February 21, 2013
Same-Sex Couples Seek Equal Immigration Rights, with Powerful Support
Heather Morgan, an American, and Maria del Mar Verdugo, a citizen of Spain, were close friends for 10 years before they fell in love.
“Always in the beginning, we realized we wanted to be together forever,” said Verdugo. She and Morgan got married in New York city two years ago with their friends and families in attendance. “We knew our commitment to each other, but we wanted to make that commitment public, something that even in society’s eyes is a binding commitment to each other,” Morgan said.
They hope to begin a family soon, but Verdugo can’t receive a spousal visa, because she and Morgan are a same-sex couple.
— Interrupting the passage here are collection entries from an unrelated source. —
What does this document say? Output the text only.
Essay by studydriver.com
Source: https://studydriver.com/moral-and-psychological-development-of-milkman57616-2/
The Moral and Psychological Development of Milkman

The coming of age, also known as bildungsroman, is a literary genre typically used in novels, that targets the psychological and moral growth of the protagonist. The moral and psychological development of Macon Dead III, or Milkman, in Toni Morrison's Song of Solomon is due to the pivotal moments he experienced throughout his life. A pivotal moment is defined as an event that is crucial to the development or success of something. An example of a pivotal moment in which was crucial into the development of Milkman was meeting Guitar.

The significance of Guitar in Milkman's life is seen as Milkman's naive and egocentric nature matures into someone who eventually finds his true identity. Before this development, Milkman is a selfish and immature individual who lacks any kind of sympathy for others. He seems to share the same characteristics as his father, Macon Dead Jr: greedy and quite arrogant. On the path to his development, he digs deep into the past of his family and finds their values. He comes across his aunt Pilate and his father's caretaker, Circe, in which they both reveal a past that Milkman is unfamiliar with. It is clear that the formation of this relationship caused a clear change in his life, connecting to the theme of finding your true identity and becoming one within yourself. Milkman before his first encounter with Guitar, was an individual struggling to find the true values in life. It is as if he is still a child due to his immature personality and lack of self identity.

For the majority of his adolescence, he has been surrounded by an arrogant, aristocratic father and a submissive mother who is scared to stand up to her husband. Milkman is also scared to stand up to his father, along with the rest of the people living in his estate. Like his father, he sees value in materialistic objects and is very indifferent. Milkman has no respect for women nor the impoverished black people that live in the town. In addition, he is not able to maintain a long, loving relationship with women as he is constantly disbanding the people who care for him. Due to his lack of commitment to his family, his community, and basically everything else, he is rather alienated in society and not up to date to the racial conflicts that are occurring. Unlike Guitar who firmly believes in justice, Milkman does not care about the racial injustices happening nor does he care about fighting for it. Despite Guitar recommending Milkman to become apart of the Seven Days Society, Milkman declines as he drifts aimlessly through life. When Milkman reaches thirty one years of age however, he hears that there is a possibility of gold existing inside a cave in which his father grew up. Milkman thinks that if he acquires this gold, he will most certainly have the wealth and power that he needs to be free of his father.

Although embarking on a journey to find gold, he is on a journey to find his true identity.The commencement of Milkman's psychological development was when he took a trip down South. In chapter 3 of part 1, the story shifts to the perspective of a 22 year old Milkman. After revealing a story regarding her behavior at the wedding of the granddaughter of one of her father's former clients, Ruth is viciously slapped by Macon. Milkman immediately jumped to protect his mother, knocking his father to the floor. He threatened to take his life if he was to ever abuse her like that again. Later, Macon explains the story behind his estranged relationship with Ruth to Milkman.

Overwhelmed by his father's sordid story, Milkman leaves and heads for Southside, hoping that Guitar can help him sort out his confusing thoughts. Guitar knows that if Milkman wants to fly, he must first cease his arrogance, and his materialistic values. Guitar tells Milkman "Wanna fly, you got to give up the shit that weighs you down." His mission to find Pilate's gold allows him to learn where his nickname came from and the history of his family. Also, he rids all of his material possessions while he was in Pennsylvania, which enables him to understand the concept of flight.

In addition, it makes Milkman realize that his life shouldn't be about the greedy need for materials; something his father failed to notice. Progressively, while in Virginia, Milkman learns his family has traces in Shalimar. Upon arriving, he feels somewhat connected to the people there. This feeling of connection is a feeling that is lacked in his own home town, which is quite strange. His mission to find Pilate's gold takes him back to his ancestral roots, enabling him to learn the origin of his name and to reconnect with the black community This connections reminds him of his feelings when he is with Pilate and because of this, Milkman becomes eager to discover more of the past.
She may remain in the U.S. only as long as her work visa is valid.
“Just beyond the challenges any couple has, we have that complete uncertainty and the idea that at a moment’s notice, Mar could be forced to leave,” Morgan said.
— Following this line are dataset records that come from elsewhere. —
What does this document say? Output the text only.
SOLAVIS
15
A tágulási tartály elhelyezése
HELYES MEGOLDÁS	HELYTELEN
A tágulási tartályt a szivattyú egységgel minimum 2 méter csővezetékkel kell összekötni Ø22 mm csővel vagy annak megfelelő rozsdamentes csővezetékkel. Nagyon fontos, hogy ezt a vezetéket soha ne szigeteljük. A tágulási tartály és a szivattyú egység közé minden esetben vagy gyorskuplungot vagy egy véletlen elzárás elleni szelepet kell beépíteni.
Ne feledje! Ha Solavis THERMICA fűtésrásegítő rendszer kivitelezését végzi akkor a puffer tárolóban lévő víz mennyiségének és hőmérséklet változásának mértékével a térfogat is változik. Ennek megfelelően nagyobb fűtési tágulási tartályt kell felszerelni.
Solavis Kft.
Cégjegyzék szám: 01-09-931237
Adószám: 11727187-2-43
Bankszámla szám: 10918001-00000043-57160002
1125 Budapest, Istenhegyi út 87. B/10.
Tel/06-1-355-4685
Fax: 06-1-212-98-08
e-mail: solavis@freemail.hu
Most Americans married to citizens of other countries have the right to seek legal immigration status for their spouses. But same-sex couples like Morgan and Verdugo, although they now may legally wed in nine states, have no such right, because of a 1996 federal law - the Defense of Marriage Act (DOMA) - which defines marriage as solely between a man and a woman.
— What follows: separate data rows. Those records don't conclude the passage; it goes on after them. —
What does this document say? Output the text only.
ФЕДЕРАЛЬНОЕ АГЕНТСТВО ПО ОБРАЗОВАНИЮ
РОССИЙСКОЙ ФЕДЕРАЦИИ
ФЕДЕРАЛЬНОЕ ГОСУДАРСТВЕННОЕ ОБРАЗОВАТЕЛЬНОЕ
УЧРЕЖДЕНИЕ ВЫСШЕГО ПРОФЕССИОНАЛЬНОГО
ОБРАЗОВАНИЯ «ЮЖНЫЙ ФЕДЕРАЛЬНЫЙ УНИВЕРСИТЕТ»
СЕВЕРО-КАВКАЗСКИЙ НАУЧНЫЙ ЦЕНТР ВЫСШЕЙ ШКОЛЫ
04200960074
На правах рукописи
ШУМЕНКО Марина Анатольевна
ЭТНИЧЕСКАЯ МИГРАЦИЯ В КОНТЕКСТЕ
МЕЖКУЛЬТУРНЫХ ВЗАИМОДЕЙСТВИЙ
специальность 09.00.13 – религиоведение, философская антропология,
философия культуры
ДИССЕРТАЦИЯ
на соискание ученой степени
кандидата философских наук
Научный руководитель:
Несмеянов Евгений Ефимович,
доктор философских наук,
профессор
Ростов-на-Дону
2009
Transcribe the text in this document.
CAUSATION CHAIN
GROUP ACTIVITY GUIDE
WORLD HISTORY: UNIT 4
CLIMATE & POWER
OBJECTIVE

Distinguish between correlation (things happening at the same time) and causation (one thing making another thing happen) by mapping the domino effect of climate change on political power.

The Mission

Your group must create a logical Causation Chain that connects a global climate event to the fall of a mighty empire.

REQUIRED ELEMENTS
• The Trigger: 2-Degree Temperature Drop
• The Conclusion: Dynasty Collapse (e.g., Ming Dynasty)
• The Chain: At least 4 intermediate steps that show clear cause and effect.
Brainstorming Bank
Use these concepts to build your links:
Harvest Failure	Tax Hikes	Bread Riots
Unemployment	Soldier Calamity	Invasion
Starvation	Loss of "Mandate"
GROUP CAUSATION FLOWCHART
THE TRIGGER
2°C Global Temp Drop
In another part of New York, Venezuelan-born Pablo Garcia and Santiago Ortiz, an American, face the same issue. They have lived together for 21 years and were married in 2011. Garcia has not been back to Venezuela in that time, even when his father died, for fear of not being readmitted to the U.S. He doesn’t even like to go out in New York.
“It’s a common expression in Spanish: ‘I’ve been living in the shadows.’ I’m afraid of being deported,” Garcia said.
Thumbing through a huge binder of papers - Garcia’s application for a spousal visa - Ortiz said, “We applied for his green card, and we got a response saying they weren’t even going to look at the application because we were a same-sex couple.” He fears he and Garcia could be wrenched apart.
“Right now, his mom’s not feeling well, and we’re very worried about her,” Ortiz said. “And two days ago, his sister called, and said ‘Can he call me, because I want to talk about my mother,’ and going through my head is, ‘Oh my God, is he going to have to leave? How is he going to come back?’ I don’t know what would happen if he had to leave.”
Both couples are part of a lawsuit seeking equality in immigration rights. They have powerful support on the issue. President Obama’s immigration reform proposals would grant married same-sex couples an equal right to sponsor a spouse for immigration. The provision is supported by Congressional Democratic leaders and liberal Latino groups.
Some conservative religious organizations have sharply objected, however, including the U.S. Conference of Catholic Bishops and the National Association of Evangelicals, as part of their opposition to same-sex marriage. Republican Senator John McCain, a co-sponsor of immigration reform in Congress, has said the issue could doom all immigration reform.
In late March, the Supreme Court will hear arguments in another case challenging the Defense of Marriage Act, which also bars same-sex spouses from receiving Social Security survivors’ benefits and filing joint tax returns, among other rights accorded heterosexual couples. About 35,000 Americans in same-sex marriages to foreign citizens will be able to seek spousal visas if the Court strikes down DOMA, or if Congress passes President Obama’s immigration reforms.
Morgan and Verdugo said that whatever happens, they will not delay their plans to start their family soon, and they won’t be separated. Asked how many children they would like, Verdugo said two. “But we would like to start with one first,” she said, laughing.
Garcia and Ortiz are also hopeful, since a change they never dreamed possible has already taken place.
“It’s the oddest thing in the world, something I never thought could happen,” Ortiz said of their marriage. “His mother accepts it, my family knows about it. When I was growing up, it was a nonexistent idea. I always saw other people getting married, and that happiness was not available for me. And then it was.”